As without any instrument, the distance of an object of known size can be determined

Suppose, that we went away from the tent, camp or home, the width and length of which are known to us, and we want to check, how far have we gone. Or we come back from a trip and, having seen a house or a tent from a distance, we want to know, how much way is still ahead of us. When we do not have any equipment with us, we only use our hand and eye. We extend our right hand in front of us and, closing our left eye, we fix the end of the index finger on the left side of the house; next, trying to keep my hand completely still, we close our right eye quickly, a otwieramy life; then the tip of the finger will seemingly move to the right side and stand, e.g.. on the half of the frontage of the house. This observation is enough for us, by some - of course, very far - approximate the required distance.

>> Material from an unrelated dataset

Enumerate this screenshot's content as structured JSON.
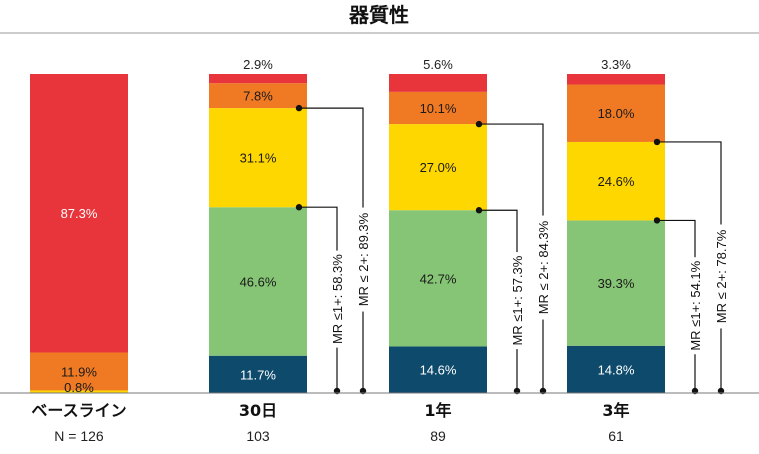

The length of our arm with the arm from the fingers to the eye is probably known to us quite closely; equals - let's say - 80 cm. The distance between our pupils is, or at least it may also be known to us; suppose, that equals 7 cm. If we also know, that the breadth of the house is 20 m, that's half that size, or 10 m, is the last of the three terms of proportion, where by x we ​​denote the searched distance:

0,07 : 10 = 0,8: x

From this proportion we find x = (0,8 • 10) / 0,07 = około 115 m.

And from what this proportion was made, it's easy for everyone to guess.